The Alberto Contador Foundation has produced a small video about its Plaza Éboli Cycling Academy, filmed by Alicante’s Atila Madrona, in another step to learn more about its activities and its firm commitment to promoting a healthy lifestyle through sports that can be used as a means of transportation.
Álvaro García Grande, the director of the academy, or Alberto Contador himself speak in a piece in which both the motivation and the objectives with which they work are remembered. For its existence, since September 2013, the great collaboration of the Plaza Éboli Shopping Center in Pinto, where its headquarters are located, is fundamental. “The main objective is to promote healthy habits, encourage the use of bicycles as a means of life and benefit the environment,” says García.

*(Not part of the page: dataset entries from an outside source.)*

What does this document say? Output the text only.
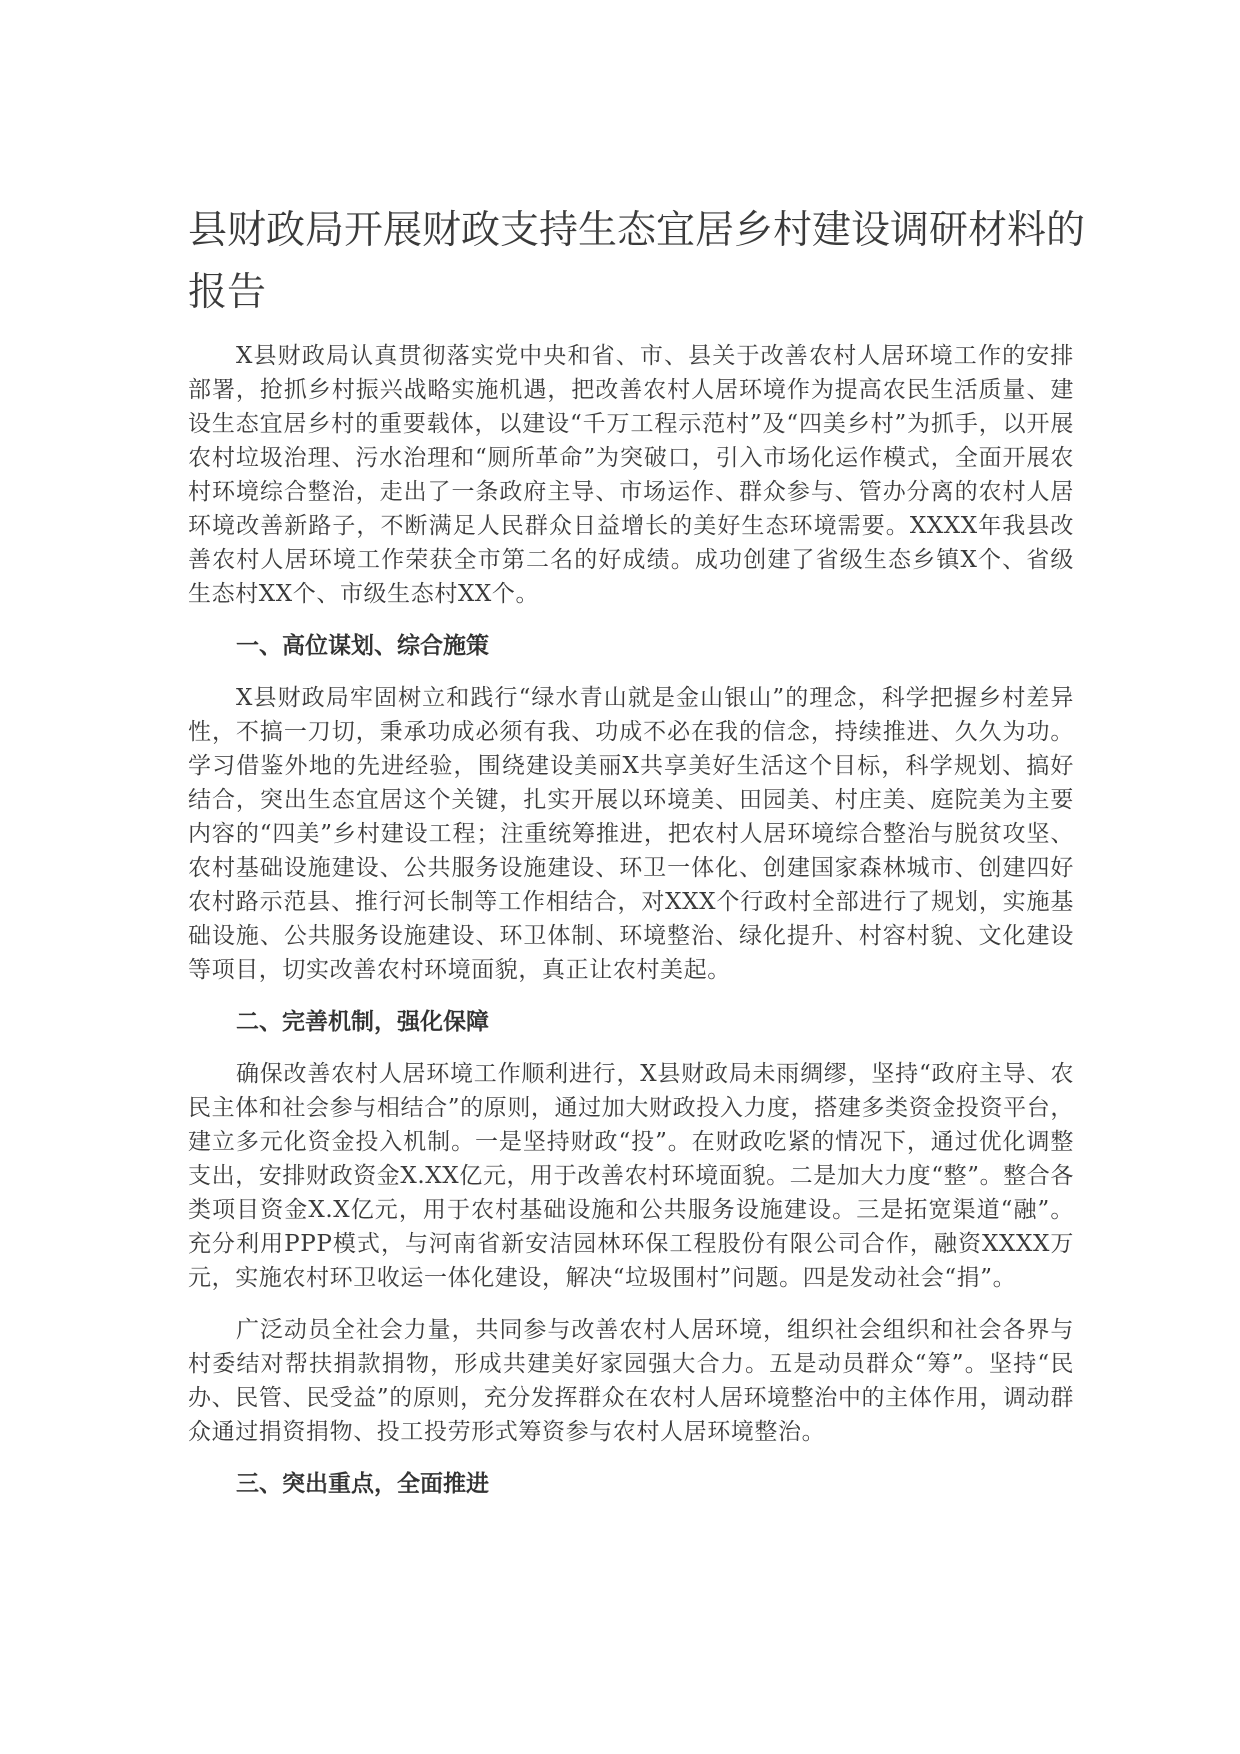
县财政局开展财政支持生态宜居乡村建设调研材料的报告

X县财政局认真贯彻落实党中央和省、市、县关于改善农村人居环境工作的安排部署，抢抓乡村振兴战略实施机遇，把改善农村人居环境作为提高农民生活质量、建设生态宜居乡村的重要载体，以建设“千万工程示范村”及“四美乡村”为抓手，以开展农村垃圾治理、污水治理和“厕所革命”为突破口，引入市场化运作模式，全面开展农村环境综合整治，走出了一条政府主导、市场运作、群众参与、管办分离的农村人居环境改善新路子，不断满足人民群众日益增长的美好生态环境需要。XXXX年我县改善农村人居环境工作荣获全市第二名的好成绩。成功创建了省级生态乡镇X个、省级生态村XX个、市级生态村XX个。

一、高位谋划、综合施策

X县财政局牢固树立和践行“绿水青山就是金山银山”的理念，科学把握乡村差异性，不搞一刀切，秉承功成必须有我、功成不必在我的信念，持续推进、久久为功。学习借鉴外地的先进经验，围绕建设美丽X共享美好生活这个目标，科学规划、搞好结合，突出生态宜居这个关键，扎实开展以环境美、田园美、村庄美、庭院美为主要内容的“四美”乡村建设工程；注重统筹推进，把农村人居环境综合整治与脱贫攻坚、农村基础设施建设、公共服务设施建设、环卫一体化、创建国家森林城市、创建四好农村路示范县、推行河长制等工作相结合，对XXX个行政村全部进行了规划，实施基础设施、公共服务设施建设、环卫体制、环境整治、绿化提升、村容村貌、文化建设等项目，切实改善农村环境面貌，真正让农村美起。

二、完善机制，强化保障

确保改善农村人居环境工作顺利进行，X县财政局未雨绸缪，坚持“政府主导、农民主体和社会参与相结合”的原则，通过加大财政投入力度，搭建多类资金投资平台，建立多元化资金投入机制。一是坚持财政“投”。在财政吃紧的情况下，通过优化调整支出，安排财政资金X.XX亿元，用于改善农村环境面貌。二是加大力度“整”。整合各类项目资金X.X亿元，用于农村基础设施和公共服务设施建设。三是拓宽渠道“融”。充分利用PPP模式，与河南省新安洁园林环保工程股份有限公司合作，融资XXXX万元，实施农村环卫收运一体化建设，解决“垃圾围村”问题。四是发动社会“捐”。

广泛动员全社会力量，共同参与改善农村人居环境，组织社会组织和社会各界与村委结对帮扶捐款捐物，形成共建美好家园强大合力。五是动员群众“筹”。坚持“民办、民管、民受益”的原则，充分发挥群众在农村人居环境整治中的主体作用，调动群众通过捐资捐物、投工投劳形式筹资参与农村人居环境整治。

三、突出重点，全面推进
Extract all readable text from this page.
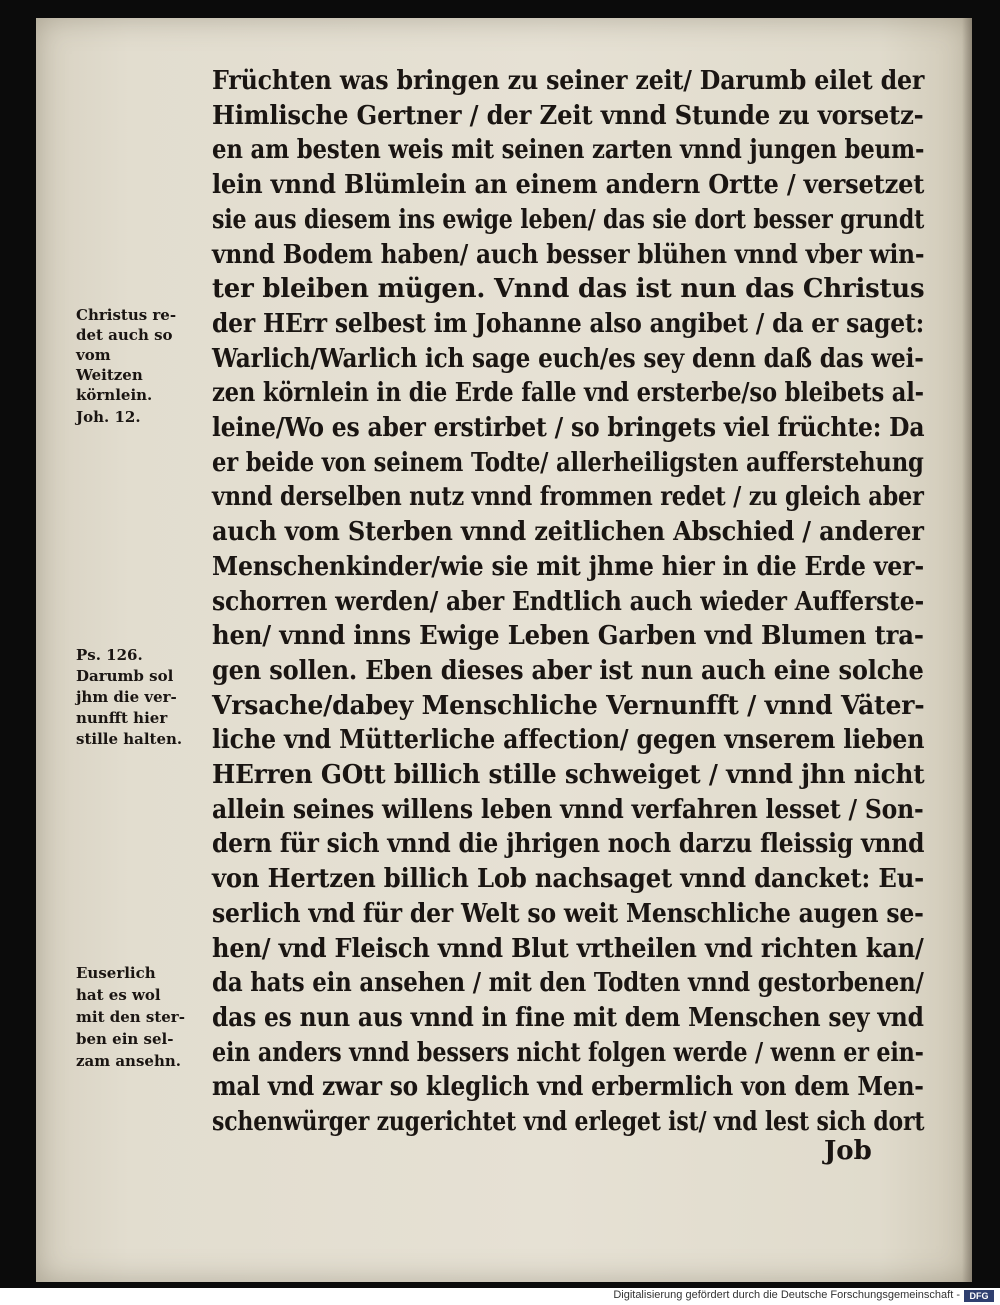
Früchten was bringen zu seiner zeit/ Darumb eilet der
Himlische Gertner / der Zeit vnnd Stunde zu vorsetz-
en am besten weis mit seinen zarten vnnd jungen beum-
lein vnnd Blümlein an einem andern Ortte / versetzet
sie aus diesem ins ewige leben/ das sie dort besser grundt
vnnd Bodem haben/ auch besser blühen vnnd vber win-
ter bleiben mügen. Vnnd das ist nun das Christus
der HErr selbest im Johanne also angibet / da er saget:
Warlich/Warlich ich sage euch/es sey denn daß das wei-
zen körnlein in die Erde falle vnd ersterbe/so bleibets al-
leine/Wo es aber erstirbet / so bringets viel früchte: Da
er beide von seinem Todte/ allerheiligsten aufferstehung
vnnd derselben nutz vnnd frommen redet / zu gleich aber
auch vom Sterben vnnd zeitlichen Abschied / anderer
Menschenkinder/wie sie mit jhme hier in die Erde ver-
schorren werden/ aber Endtlich auch wieder Aufferste-
hen/ vnnd inns Ewige Leben Garben vnd Blumen tra-
gen sollen. Eben dieses aber ist nun auch eine solche
Vrsache/dabey Menschliche Vernunfft / vnnd Väter-
liche vnd Mütterliche affection/ gegen vnserem lieben
HErren GOtt billich stille schweiget / vnnd jhn nicht
allein seines willens leben vnnd verfahren lesset / Son-
dern für sich vnnd die jhrigen noch darzu fleissig vnnd
von Hertzen billich Lob nachsaget vnnd dancket: Eu-
serlich vnd für der Welt so weit Menschliche augen se-
hen/ vnd Fleisch vnnd Blut vrtheilen vnd richten kan/
da hats ein ansehen / mit den Todten vnnd gestorbenen/
das es nun aus vnnd in fine mit dem Menschen sey vnd
ein anders vnnd bessers nicht folgen werde / wenn er ein-
mal vnd zwar so kleglich vnd erbermlich von dem Men-
schenwürger zugerichtet vnd erleget ist/ vnd lest sich dort
Christus re-
det auch so
vom
Weitzen
körnlein.
Joh. 12.
Ps. 126.
Darumb sol
jhm die ver-
nunfft hier
stille halten.
Euserlich
hat es wol
mit den ster-
ben ein sel-
zam ansehn.
Job
Digitalisierung gefördert durch die Deutsche Forschungsgemeinschaft -	DFG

“Alberto is trying to give the children what he didn’t have when he was little. I would have liked to have had a academy in my time,” adds García. “It’s one of the most exciting projects and one that motivates us the most, a commitment to give back to cycling some of the great things it has given us”, says Alberto Contador. “Cycling is a sport that is very rich in values and the existence of schools makes it easier to access this activity”.
The competition is not an end in itself for the school, just another possibility, and this is an approach that has been worked on with insistence from the Foundation, since the consideration, the general idea, in many cases associates both concepts and feeds a misunderstanding ‘a cycling academy is to run and win races. “The kids are looking forward to Sundays, but not just for racing. We’re just going to have a good time. They get together, play, interact with each other and with kids from other schools and other villages. The first objective is that they don’t fall down, that they don’t get hurt. I don’t care about winning,” says García.
The Plaza Éboli Cycling Academy of the Alberto Contador Foundation has about thirty participants at the start of the year. Any time, however, is good for anyone interested to formalize their registration and take part in the activities. This includes the federal license, the new Gobik equipment and the sessions with the monitors that total four hours a week distributed in two sessions, one on Tuesdays and the other on Thursdays.